While you may not have to submit to preliminary breath tests after being pulled over for a DUI or DWI, you still may instead try and talk your way out of it. You may believe that simply admitting that you had a beer or two will convince the officer that since you are honest, you should get a break. False. Any admission of alcohol consumption prior to driving will only harm you.
While it is never a good idea to drink and drive, it is always a good idea to be aware of your rights in case you do. In addition to your ability to refuse preliminary breath tests (in most states), you should be aware that doing so typically will not result in any negative consequences, no matter what the police tell you. The worst that could happen is that the officer can use the fact that you refused in an attempt to establish probable cause.
While you may technically be able to refuse to comply with preliminary breath tests, doing so rudely or in a demeaning way towards the officer is not in your best interest. Police officers are simply doing their job and upholding the law, and being teased or annoyed by a suspect who thinks they know the law better than they do is not good. Police have a substantial amount of discretion on who they arrest and what charges are filed. It is important to be polite and respectful in every aspect of a traffic stop and arrest.
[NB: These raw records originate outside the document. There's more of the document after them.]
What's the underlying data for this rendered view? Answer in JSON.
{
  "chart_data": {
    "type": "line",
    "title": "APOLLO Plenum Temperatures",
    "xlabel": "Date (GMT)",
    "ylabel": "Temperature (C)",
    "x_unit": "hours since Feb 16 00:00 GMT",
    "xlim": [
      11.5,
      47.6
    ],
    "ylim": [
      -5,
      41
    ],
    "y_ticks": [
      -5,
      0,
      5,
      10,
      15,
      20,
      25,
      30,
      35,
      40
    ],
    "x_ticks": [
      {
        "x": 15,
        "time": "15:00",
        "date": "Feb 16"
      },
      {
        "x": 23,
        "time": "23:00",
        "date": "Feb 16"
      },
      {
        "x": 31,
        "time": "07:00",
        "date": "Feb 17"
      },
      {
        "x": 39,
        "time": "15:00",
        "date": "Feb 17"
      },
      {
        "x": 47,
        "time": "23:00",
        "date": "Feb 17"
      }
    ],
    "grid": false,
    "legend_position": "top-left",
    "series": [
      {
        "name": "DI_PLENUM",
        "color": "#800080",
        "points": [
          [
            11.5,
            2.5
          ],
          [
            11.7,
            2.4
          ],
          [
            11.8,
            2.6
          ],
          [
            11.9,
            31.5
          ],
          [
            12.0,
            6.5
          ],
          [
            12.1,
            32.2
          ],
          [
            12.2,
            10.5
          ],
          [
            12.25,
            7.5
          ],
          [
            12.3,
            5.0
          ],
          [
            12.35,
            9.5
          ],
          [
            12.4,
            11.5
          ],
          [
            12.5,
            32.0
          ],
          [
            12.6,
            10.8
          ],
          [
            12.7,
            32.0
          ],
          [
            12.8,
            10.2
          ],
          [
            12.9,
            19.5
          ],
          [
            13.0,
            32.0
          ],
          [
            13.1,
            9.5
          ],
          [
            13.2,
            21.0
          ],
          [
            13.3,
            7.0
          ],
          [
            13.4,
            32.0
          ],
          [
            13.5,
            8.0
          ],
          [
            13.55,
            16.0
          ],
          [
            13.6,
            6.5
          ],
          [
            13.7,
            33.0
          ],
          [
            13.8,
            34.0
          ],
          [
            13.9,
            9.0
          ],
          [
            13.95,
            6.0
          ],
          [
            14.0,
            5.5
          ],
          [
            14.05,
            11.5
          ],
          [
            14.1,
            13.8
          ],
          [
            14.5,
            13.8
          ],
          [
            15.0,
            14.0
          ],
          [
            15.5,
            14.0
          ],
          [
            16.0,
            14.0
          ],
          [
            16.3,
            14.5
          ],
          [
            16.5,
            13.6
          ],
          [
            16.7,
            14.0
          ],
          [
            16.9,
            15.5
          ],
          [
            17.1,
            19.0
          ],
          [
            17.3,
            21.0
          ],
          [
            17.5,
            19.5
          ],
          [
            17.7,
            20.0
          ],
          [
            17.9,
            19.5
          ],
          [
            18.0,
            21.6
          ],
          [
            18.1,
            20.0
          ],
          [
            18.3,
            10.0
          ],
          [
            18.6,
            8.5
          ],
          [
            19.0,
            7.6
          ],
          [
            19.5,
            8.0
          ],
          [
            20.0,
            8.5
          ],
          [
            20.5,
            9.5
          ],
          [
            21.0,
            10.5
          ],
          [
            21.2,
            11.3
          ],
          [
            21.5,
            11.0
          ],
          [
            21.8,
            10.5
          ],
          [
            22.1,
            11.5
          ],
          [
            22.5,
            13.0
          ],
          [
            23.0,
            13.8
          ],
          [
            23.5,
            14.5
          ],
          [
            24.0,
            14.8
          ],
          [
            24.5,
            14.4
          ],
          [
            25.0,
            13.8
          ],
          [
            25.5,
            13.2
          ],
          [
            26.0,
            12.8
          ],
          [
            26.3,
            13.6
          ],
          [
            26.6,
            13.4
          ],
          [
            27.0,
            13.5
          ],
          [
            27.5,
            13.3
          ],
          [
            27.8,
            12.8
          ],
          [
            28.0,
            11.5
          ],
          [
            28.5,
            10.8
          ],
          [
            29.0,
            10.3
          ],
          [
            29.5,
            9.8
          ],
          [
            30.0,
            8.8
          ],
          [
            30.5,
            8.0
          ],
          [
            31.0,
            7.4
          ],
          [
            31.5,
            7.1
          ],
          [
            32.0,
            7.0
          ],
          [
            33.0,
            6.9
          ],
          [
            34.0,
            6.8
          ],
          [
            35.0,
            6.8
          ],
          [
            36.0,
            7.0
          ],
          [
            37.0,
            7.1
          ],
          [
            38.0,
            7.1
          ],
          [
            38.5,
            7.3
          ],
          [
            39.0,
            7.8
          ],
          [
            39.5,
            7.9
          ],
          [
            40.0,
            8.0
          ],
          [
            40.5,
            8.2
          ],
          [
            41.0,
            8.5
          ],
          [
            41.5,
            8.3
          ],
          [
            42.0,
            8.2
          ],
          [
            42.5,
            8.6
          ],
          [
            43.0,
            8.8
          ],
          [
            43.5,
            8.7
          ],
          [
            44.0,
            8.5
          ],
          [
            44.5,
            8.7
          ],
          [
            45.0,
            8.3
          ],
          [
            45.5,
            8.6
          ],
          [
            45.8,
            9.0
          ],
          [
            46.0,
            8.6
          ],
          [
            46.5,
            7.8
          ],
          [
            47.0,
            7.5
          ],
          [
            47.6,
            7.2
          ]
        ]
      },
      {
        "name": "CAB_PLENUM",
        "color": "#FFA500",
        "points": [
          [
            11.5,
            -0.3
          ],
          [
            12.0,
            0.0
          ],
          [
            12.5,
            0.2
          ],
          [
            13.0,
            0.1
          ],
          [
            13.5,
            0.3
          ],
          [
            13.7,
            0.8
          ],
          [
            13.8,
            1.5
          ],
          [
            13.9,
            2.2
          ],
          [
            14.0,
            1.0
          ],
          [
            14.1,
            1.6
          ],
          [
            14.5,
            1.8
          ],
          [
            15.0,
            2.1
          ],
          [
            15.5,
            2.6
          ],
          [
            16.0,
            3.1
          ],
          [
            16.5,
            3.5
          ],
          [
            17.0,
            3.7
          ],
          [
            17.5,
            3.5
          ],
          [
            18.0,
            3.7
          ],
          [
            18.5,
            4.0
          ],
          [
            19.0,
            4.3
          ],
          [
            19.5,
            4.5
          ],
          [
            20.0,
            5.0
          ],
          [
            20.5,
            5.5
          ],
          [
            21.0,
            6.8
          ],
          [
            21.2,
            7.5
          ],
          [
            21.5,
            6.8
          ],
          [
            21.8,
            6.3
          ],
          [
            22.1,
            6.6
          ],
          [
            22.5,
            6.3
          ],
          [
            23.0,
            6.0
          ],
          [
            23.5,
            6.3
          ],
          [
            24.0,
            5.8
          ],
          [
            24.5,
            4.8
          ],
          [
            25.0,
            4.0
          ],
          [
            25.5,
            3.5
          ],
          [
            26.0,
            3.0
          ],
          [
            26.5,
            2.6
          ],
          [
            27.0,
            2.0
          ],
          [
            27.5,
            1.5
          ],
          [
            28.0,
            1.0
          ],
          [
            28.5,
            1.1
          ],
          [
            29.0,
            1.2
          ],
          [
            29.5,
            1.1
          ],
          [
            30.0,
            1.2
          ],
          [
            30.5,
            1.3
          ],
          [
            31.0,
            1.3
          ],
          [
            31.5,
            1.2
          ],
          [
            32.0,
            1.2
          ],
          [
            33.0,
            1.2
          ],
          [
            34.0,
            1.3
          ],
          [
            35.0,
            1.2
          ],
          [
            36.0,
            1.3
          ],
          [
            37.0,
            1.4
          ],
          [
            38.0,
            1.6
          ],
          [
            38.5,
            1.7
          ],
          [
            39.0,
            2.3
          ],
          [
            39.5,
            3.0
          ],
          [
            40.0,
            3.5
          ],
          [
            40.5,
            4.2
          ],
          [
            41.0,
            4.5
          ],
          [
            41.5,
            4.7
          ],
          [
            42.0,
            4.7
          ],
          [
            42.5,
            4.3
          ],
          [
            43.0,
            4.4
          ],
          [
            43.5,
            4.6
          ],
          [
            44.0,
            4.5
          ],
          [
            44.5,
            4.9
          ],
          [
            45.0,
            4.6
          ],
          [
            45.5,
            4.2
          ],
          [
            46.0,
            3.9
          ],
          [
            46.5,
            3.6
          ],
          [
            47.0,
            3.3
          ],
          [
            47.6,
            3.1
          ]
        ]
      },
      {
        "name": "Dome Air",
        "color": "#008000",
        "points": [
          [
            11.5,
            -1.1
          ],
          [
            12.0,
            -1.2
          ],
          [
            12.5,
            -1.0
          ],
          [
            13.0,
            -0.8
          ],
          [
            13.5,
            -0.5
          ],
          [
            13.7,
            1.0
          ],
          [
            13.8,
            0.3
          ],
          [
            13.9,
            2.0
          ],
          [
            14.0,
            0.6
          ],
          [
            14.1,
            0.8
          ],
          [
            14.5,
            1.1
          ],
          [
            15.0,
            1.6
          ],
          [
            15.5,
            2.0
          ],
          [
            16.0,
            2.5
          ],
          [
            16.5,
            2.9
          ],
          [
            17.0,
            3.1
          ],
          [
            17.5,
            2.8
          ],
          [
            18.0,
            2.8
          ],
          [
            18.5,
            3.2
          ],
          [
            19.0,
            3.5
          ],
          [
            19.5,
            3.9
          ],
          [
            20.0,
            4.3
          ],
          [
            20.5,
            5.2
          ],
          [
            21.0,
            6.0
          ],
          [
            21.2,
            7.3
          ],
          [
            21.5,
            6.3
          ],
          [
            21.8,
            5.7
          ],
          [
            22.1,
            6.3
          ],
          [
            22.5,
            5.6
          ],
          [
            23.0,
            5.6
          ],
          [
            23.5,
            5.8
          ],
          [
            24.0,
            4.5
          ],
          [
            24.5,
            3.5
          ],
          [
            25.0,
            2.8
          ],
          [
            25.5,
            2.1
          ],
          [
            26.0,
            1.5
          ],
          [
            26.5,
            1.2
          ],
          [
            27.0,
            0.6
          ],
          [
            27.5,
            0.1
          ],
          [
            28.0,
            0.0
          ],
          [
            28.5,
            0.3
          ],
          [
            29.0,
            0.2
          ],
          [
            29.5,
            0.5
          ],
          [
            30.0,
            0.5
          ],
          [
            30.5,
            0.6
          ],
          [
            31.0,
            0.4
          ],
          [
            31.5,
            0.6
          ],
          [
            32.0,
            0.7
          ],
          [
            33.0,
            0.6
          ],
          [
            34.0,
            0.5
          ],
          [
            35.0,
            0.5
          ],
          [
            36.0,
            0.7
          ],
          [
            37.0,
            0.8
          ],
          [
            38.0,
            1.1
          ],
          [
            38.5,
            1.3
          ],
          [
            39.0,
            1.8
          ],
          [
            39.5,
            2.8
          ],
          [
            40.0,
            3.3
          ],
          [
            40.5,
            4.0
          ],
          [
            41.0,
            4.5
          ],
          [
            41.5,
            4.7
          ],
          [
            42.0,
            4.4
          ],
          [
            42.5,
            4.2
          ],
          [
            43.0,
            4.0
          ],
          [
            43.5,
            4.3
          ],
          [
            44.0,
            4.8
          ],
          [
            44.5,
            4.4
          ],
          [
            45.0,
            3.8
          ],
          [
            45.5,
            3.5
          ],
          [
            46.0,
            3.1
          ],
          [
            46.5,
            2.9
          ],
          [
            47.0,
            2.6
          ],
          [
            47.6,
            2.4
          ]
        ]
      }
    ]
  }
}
As mentioned above, you are fully within your rights to refuse preliminary breath tests in the majority of states. The same technically goes for chemical tests, including blood test, urine analysis, or chemical breath tests requested after you were arrested for DUI or DWI. The difference is that refusing to chemical testing may result in serious consequences. It all depends on what state you are in.
Many states, including Pennsylvania, have "implied consent" laws, meaning that merely by driving in the state you have automatically agreed to submit to a chemical test if arrested for drunk driving. Typically, refusal to submit to a chemical test results in a substantial license suspension period and is considered completely separate from your actual DUI or DWI case. So, even if you are ultimately found not guilty of DUI or DWI, you will still have the license suspension to deal with.
The caveat to this, is that if you do not submit, there will not be test results to rely upon when charging you with DUI or DWI, but you still may end up being convicted without these results. This also guarantees a license suspension period. If you do submit, the results of the test may be admitted against you at trial, but would give your attorney the ability to question the methods and practices used.
This goes without saying, but the best advice experienced DUI attorneys can give you in avoiding a DUI or DWI charge is to not drink and drive. Period. The severe penalties for drunk driving far outweighs the enjoyment of a few beers so just do yourself a favor and have a designated driver assigned when going out and make sure that you do not get behind the wheel after imbibing.
Many people have developed "methods" for beating a preliminary breath test, including keeping pennies in your mouth right beforehand, chewing gum or mints, sucking on a battery, or some sort of breathing pattern to fool the machine. These "methods" should be called "myths", as there is no scientific way to beat a preliminary breath test. As such, it is important for you not to buy into any of these tricks and attempt to pass the breath test if you have had even one drink.
Majority of motorists are not fully aware of the legal provisions and implications surrounding DUIs or DWIs. Contrary to Miranda Rights where officers are mandated to inform an apprehended offender of his/her rights, police officers are not required to inform an individual pulled over for a suspected DUI or DWI offense of his/her rights to refuse a breath or chemical test.
Knowing what to do and what actions to avoid when you’re pulled over for a DUI or a DWI, can help make your case in court and avoid heavy penalties as well as prolonged damaging consequences.